Spasibo! Https: //Mcooker-enn.tomathouse.com/gallery/images/image.gif? Id = 16336612184
M @ rtochka
The recipe is really awesome!
I hate cilantro, but here it is so out of place! True, her husband did not understand her even here, she made him half without cilantro
Eggplant with nuts
Delicious!!
I bought eggplants, I will make mashed potatoes and freeze them, and I will cook them at least once in winter.
I was afraid that the pomegranate would be superfluous, in terms of bones. But they crunch pleasantly, do not interfere.
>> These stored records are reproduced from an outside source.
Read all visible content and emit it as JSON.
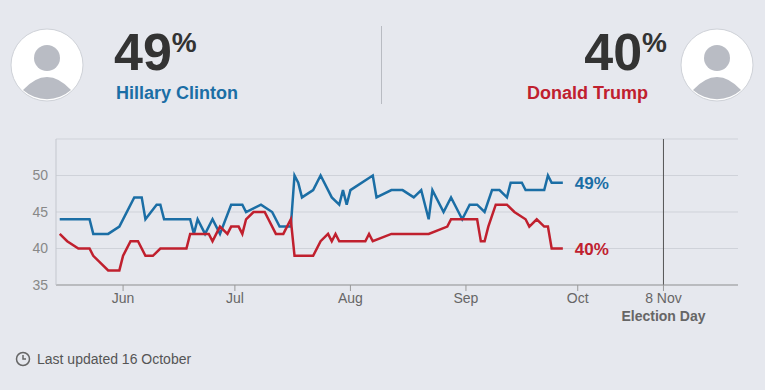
{
  "chart_data": {
    "type": "line",
    "footer": "Last updated 16 October",
    "xlim": [
      150,
      333
    ],
    "xticks": [
      {
        "value": 168,
        "label": "Jun"
      },
      {
        "value": 198,
        "label": "Jul"
      },
      {
        "value": 229,
        "label": "Aug"
      },
      {
        "value": 260,
        "label": "Sep"
      },
      {
        "value": 290,
        "label": "Oct"
      },
      {
        "value": 313,
        "label": "8 Nov"
      }
    ],
    "ylim": [
      35,
      55
    ],
    "yticks": [
      35,
      40,
      45,
      50
    ],
    "grid": true,
    "annotations": [
      {
        "x": 313,
        "label": "Election Day"
      }
    ],
    "series": [
      {
        "name": "Hillary Clinton",
        "color": "#1b6ea5",
        "end_label": "49%",
        "x": [
          151,
          159,
          160,
          164,
          167,
          171,
          173,
          174,
          177,
          178,
          179,
          186,
          187,
          188,
          190,
          192,
          194,
          197,
          200,
          201,
          205,
          208,
          210,
          213,
          214,
          215,
          216,
          219,
          221,
          224,
          226,
          227,
          228,
          229,
          235,
          236,
          240,
          243,
          246,
          248,
          250,
          251,
          254,
          256,
          258,
          259,
          261,
          263,
          265,
          267,
          269,
          271,
          272,
          275,
          276,
          281,
          282,
          283,
          286
        ],
        "values": [
          44,
          44,
          42,
          42,
          43,
          47,
          47,
          44,
          46,
          46,
          44,
          44,
          42,
          44,
          42,
          44,
          42,
          46,
          46,
          45,
          46,
          45,
          43,
          43,
          50,
          49,
          47,
          48,
          50,
          47,
          46,
          48,
          46,
          48,
          50,
          47,
          48,
          48,
          47,
          48,
          44,
          48,
          45,
          47,
          45,
          44,
          46,
          46,
          45,
          48,
          48,
          47,
          49,
          49,
          48,
          48,
          50,
          49,
          49
        ]
      },
      {
        "name": "Donald Trump",
        "color": "#c0202e",
        "end_label": "40%",
        "x": [
          151,
          153,
          156,
          159,
          160,
          162,
          164,
          167,
          168,
          170,
          172,
          174,
          176,
          178,
          185,
          186,
          191,
          192,
          193,
          194,
          196,
          197,
          199,
          200,
          201,
          203,
          206,
          207,
          209,
          211,
          213,
          214,
          219,
          221,
          223,
          224,
          225,
          226,
          233,
          234,
          235,
          240,
          250,
          255,
          256,
          261,
          263,
          264,
          265,
          266,
          268,
          271,
          273,
          276,
          277,
          279,
          281,
          282,
          283,
          286
        ],
        "values": [
          42,
          41,
          40,
          40,
          39,
          38,
          37,
          37,
          39,
          41,
          41,
          39,
          39,
          40,
          40,
          42,
          42,
          41,
          42,
          43,
          42,
          43,
          43,
          42,
          44,
          45,
          45,
          44,
          42,
          42,
          44,
          39,
          39,
          41,
          42,
          41,
          42,
          41,
          41,
          42,
          41,
          42,
          42,
          43,
          44,
          44,
          44,
          41,
          41,
          43,
          46,
          46,
          45,
          44,
          43,
          44,
          43,
          43,
          40,
          40
        ]
      }
    ]
  }
}
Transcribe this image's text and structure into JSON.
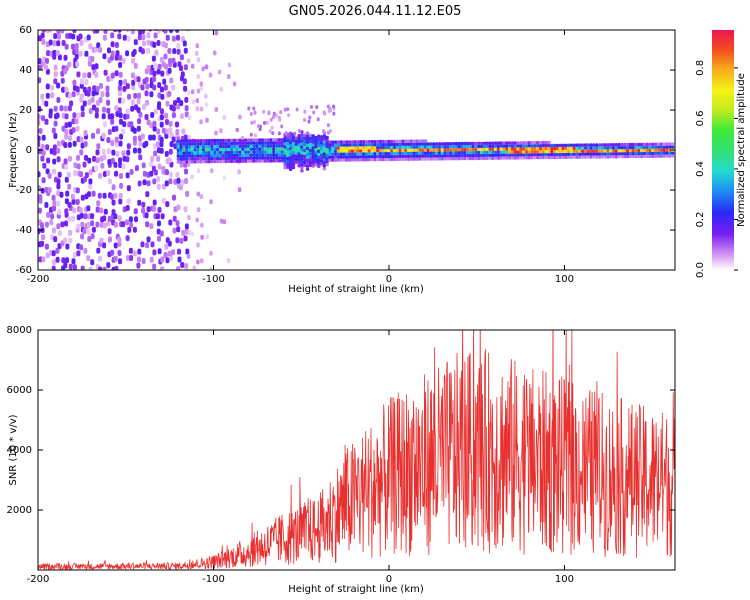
{
  "title": "GN05.2026.044.11.12.E05",
  "chart_data": [
    {
      "type": "heatmap",
      "name": "spectrogram",
      "xlabel": "Height of straight line (km)",
      "ylabel": "Frequency (Hz)",
      "xlim": [
        -200,
        163
      ],
      "ylim": [
        -60,
        60
      ],
      "xticks": [
        -200,
        -100,
        0,
        100
      ],
      "yticks": [
        60,
        40,
        20,
        0,
        -20,
        -40,
        -60
      ],
      "colorbar": {
        "label": "Normalized spectral amplitude",
        "range": [
          0,
          0.95
        ],
        "ticks": [
          0.0,
          0.2,
          0.4,
          0.6,
          0.8
        ],
        "tick_labels": [
          "0.0",
          "0.2",
          "0.4",
          "0.6",
          "0.8"
        ]
      },
      "regions": [
        {
          "name": "broadband noise",
          "x_range": [
            -200,
            -115
          ],
          "freq_range": [
            -60,
            60
          ],
          "amplitude": 0.15
        },
        {
          "name": "scattered noise",
          "x_range": [
            -115,
            -85
          ],
          "freq_range": [
            -60,
            60
          ],
          "amplitude": 0.05
        },
        {
          "name": "signal band",
          "x_range": [
            -120,
            163
          ],
          "center_freq": 0,
          "half_width_hz": [
            6,
            3
          ],
          "peak_amplitude": 0.9
        }
      ]
    },
    {
      "type": "line",
      "name": "snr",
      "xlabel": "Height of straight line (km)",
      "ylabel": "SNR (10 * v/v)",
      "xlim": [
        -200,
        163
      ],
      "ylim": [
        0,
        8000
      ],
      "xticks": [
        -200,
        -100,
        0,
        100
      ],
      "yticks": [
        2000,
        4000,
        6000,
        8000
      ],
      "color": "#e8302e",
      "envelope": {
        "x": [
          -200,
          -120,
          -100,
          -80,
          -60,
          -40,
          -25,
          -10,
          0,
          20,
          40,
          60,
          80,
          100,
          120,
          140,
          150,
          163
        ],
        "y": [
          150,
          180,
          350,
          800,
          1400,
          1800,
          2900,
          3600,
          4100,
          4700,
          5200,
          5300,
          4900,
          4600,
          4300,
          4000,
          3900,
          3800
        ]
      }
    }
  ]
}
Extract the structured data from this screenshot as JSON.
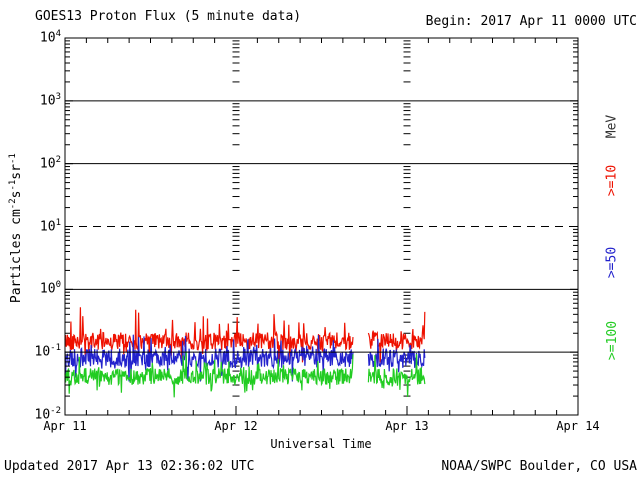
{
  "header": {
    "title": "GOES13 Proton Flux (5 minute data)",
    "begin": "Begin: 2017 Apr 11 0000 UTC"
  },
  "footer": {
    "updated": "Updated 2017 Apr 13 02:36:02 UTC",
    "credit": "NOAA/SWPC Boulder, CO USA"
  },
  "chart_data": {
    "type": "line",
    "scale": "log",
    "title": "GOES13 Proton Flux (5 minute data)",
    "xlabel": "Universal Time",
    "ylabel": "Particles cm-2 s-1 sr-1",
    "ylabel_parts": [
      "Particles cm",
      "-2",
      "s",
      "-1",
      "sr",
      "-1"
    ],
    "unit_label": "MeV",
    "y_tick_base": "10",
    "y_tick_exponents": [
      4,
      3,
      2,
      1,
      0,
      -1,
      -2
    ],
    "ylim": [
      0.01,
      10000
    ],
    "x_ticks": [
      "Apr 11",
      "Apr 12",
      "Apr 13",
      "Apr 14"
    ],
    "x_range_days": 3,
    "x_minor_ticks_per_day": 8,
    "solid_gridline_exponents": [
      3,
      2,
      0,
      -1
    ],
    "dashed_gridline_exponents": [
      1
    ],
    "event_threshold_flux": 10,
    "day_boundary_tick_days": [
      1,
      2
    ],
    "cadence_minutes": 5,
    "data_start_day": 0,
    "data_end_day": 2.105,
    "data_gap_days": [
      1.685,
      1.772
    ],
    "series": [
      {
        "label": ">=10",
        "energy_mev": 10,
        "color": "#ee1100",
        "baseline_flux": 0.15,
        "typical_min_flux": 0.09,
        "typical_max_flux": 0.43
      },
      {
        "label": ">=50",
        "energy_mev": 50,
        "color": "#2222cc",
        "baseline_flux": 0.08,
        "typical_min_flux": 0.045,
        "typical_max_flux": 0.16
      },
      {
        "label": ">=100",
        "energy_mev": 100,
        "color": "#22cc22",
        "baseline_flux": 0.041,
        "typical_min_flux": 0.025,
        "typical_max_flux": 0.095
      }
    ]
  }
}
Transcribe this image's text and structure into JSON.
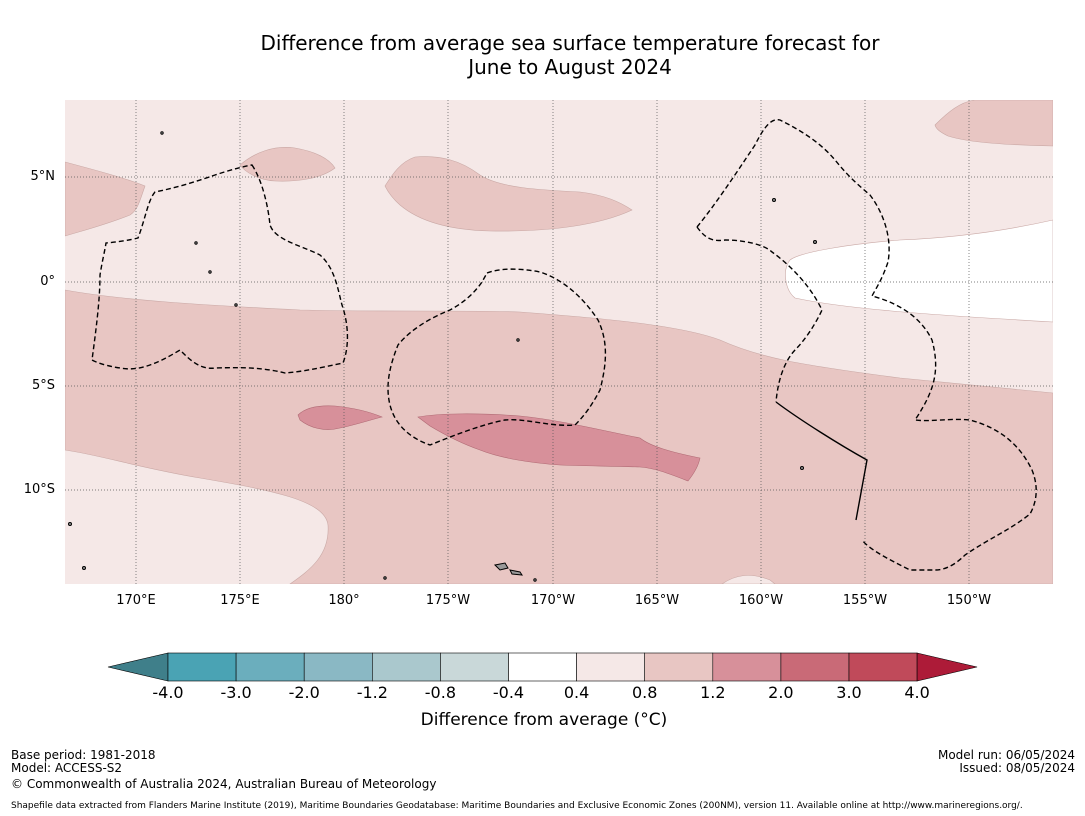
{
  "title": {
    "line1": "Difference from average sea surface temperature forecast for",
    "line2": "June to August 2024"
  },
  "map": {
    "lat_ticks": [
      "5°N",
      "0°",
      "5°S",
      "10°S"
    ],
    "lon_ticks": [
      "170°E",
      "175°E",
      "180°",
      "175°W",
      "170°W",
      "165°W",
      "160°W",
      "155°W",
      "150°W"
    ],
    "lat_range": [
      -14.5,
      8.6
    ],
    "lon_range": [
      166.6,
      214.0
    ],
    "colors": {
      "band_0.4_0.8": "#f5e8e7",
      "band_0.8_1.2": "#e8c6c3",
      "band_1.2_2.0": "#d7909a",
      "band_-0.4_0.4": "#ffffff",
      "boundary_line": "#000000"
    }
  },
  "colorbar": {
    "title": "Difference from average (°C)",
    "tick_labels": [
      "-4.0",
      "-3.0",
      "-2.0",
      "-1.2",
      "-0.8",
      "-0.4",
      "0.4",
      "0.8",
      "1.2",
      "2.0",
      "3.0",
      "4.0"
    ],
    "colors": [
      "#3f7f8a",
      "#4aa3b4",
      "#6baebd",
      "#8ab8c4",
      "#aac8cd",
      "#c9d8d9",
      "#ffffff",
      "#f5e8e7",
      "#e8c6c3",
      "#d7909a",
      "#c96a77",
      "#c04a5a",
      "#ad1b38"
    ]
  },
  "footer": {
    "base_period": "Base period: 1981-2018",
    "model": "Model: ACCESS-S2",
    "copyright": "© Commonwealth of Australia 2024, Australian Bureau of Meteorology",
    "model_run": "Model run: 06/05/2024",
    "issued": "Issued: 08/05/2024",
    "shapefile_note": "Shapefile data extracted from Flanders Marine Institute (2019), Maritime Boundaries Geodatabase: Maritime Boundaries and Exclusive Economic Zones (200NM), version 11. Available online at http://www.marineregions.org/."
  }
}
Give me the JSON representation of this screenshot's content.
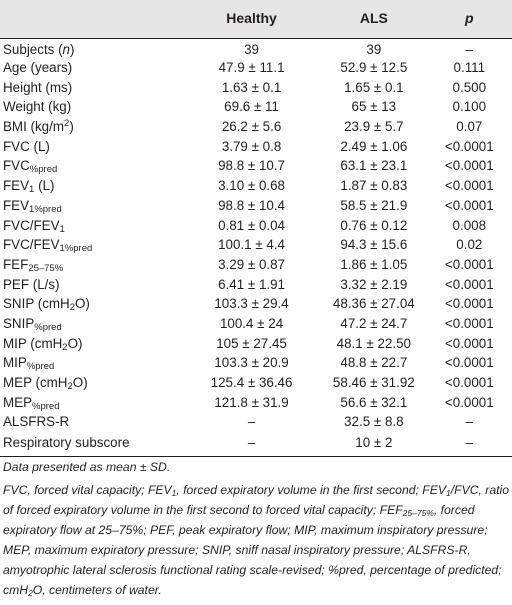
{
  "table": {
    "headers": {
      "name": "",
      "healthy": "Healthy",
      "als": "ALS",
      "p": "p"
    },
    "rows": [
      {
        "label": "Subjects (",
        "label_italic": "n",
        "label_after": ")",
        "healthy": "39",
        "als": "39",
        "p": "–"
      },
      {
        "label": "Age (years)",
        "healthy": "47.9 ± 11.1",
        "als": "52.9 ± 12.5",
        "p": "0.111"
      },
      {
        "label": "Height (ms)",
        "healthy": "1.63 ± 0.1",
        "als": "1.65 ± 0.1",
        "p": "0.500"
      },
      {
        "label": "Weight (kg)",
        "healthy": "69.6 ± 11",
        "als": "65 ± 13",
        "p": "0.100"
      },
      {
        "label": "BMI (kg/m",
        "label_sup": "2",
        "label_after": ")",
        "healthy": "26.2 ± 5.6",
        "als": "23.9 ± 5.7",
        "p": "0.07"
      },
      {
        "label": "FVC (L)",
        "healthy": "3.79 ± 0.8",
        "als": "2.49 ± 1.06",
        "p": "<0.0001"
      },
      {
        "label": "FVC",
        "label_sub": "%pred",
        "healthy": "98.8 ± 10.7",
        "als": "63.1 ± 23.1",
        "p": "<0.0001"
      },
      {
        "label": "FEV",
        "label_sub": "1",
        "label_after": " (L)",
        "healthy": "3.10 ± 0.68",
        "als": "1.87 ± 0.83",
        "p": "<0.0001"
      },
      {
        "label": "FEV",
        "label_sub": "1%pred",
        "healthy": "98.8 ± 10.4",
        "als": "58.5 ± 21.9",
        "p": "<0.0001"
      },
      {
        "label": "FVC/FEV",
        "label_sub": "1",
        "healthy": "0.81 ± 0.04",
        "als": "0.76 ± 0.12",
        "p": "0.008"
      },
      {
        "label": "FVC/FEV",
        "label_sub": "1%pred",
        "healthy": "100.1 ± 4.4",
        "als": "94.3 ± 15.6",
        "p": "0.02"
      },
      {
        "label": "FEF",
        "label_sub": "25–75%",
        "healthy": "3.29 ± 0.87",
        "als": "1.86 ± 1.05",
        "p": "<0.0001"
      },
      {
        "label": "PEF (L/s)",
        "healthy": "6.41 ± 1.91",
        "als": "3.32 ± 2.19",
        "p": "<0.0001"
      },
      {
        "label": "SNIP (cmH",
        "label_sub": "2",
        "label_after": "O)",
        "healthy": "103.3 ± 29.4",
        "als": "48.36 ± 27.04",
        "p": "<0.0001"
      },
      {
        "label": "SNIP",
        "label_sub": "%pred",
        "healthy": "100.4 ± 24",
        "als": "47.2 ± 24.7",
        "p": "<0.0001"
      },
      {
        "label": "MIP (cmH",
        "label_sub": "2",
        "label_after": "O)",
        "healthy": "105 ± 27.45",
        "als": "48.1 ± 22.50",
        "p": "<0.0001"
      },
      {
        "label": "MIP",
        "label_sub": "%pred",
        "healthy": "103.3 ± 20.9",
        "als": "48.8 ± 22.7",
        "p": "<0.0001"
      },
      {
        "label": "MEP (cmH",
        "label_sub": "2",
        "label_after": "O)",
        "healthy": "125.4 ± 36.46",
        "als": "58.46 ± 31.92",
        "p": "<0.0001"
      },
      {
        "label": "MEP",
        "label_sub": "%pred",
        "healthy": "121.8 ± 31.9",
        "als": "56.6 ± 32.1",
        "p": "<0.0001"
      },
      {
        "label": "ALSFRS-R",
        "healthy": "–",
        "als": "32.5 ± 8.8",
        "p": "–"
      },
      {
        "label": "Respiratory subscore",
        "healthy": "–",
        "als": "10 ± 2",
        "p": "–"
      }
    ]
  },
  "footnotes": {
    "note1": "Data presented as mean ± SD.",
    "note2": [
      {
        "t": "FVC, forced vital capacity; FEV"
      },
      {
        "t": "1",
        "sub": true
      },
      {
        "t": ", forced expiratory volume in the first second; FEV"
      },
      {
        "t": "1",
        "sub": true
      },
      {
        "t": "/FVC, ratio of forced expiratory volume in the first second to forced vital capacity; FEF"
      },
      {
        "t": "25–75%",
        "sub": true
      },
      {
        "t": ", forced expiratory flow at 25–75%; PEF, peak expiratory flow; MIP, maximum inspiratory pressure; MEP, maximum expiratory pressure; SNIP, sniff nasal inspiratory pressure; ALSFRS-R, amyotrophic lateral sclerosis functional rating scale-revised; %pred, percentage of predicted; cmH"
      },
      {
        "t": "2",
        "sub": true
      },
      {
        "t": "O, centimeters of water."
      }
    ]
  }
}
Gayane, thank you, thank you !!!
Gayane Atabekova
M @ rtochka, Dasha, to your health. Glad you liked it. You can just freeze the halves of fried eggplant, and cook in winter. In winter, there are also eggplants, but sometimes they seem to be normal on the outside, but spoiled inside.
M @ rtochka
Yes, they are in winter, but the price is inhumane. And they are not summer, they are completely different
And, by the way, someone asked about the skin, it also comes out soft, you don't feel it when bitten.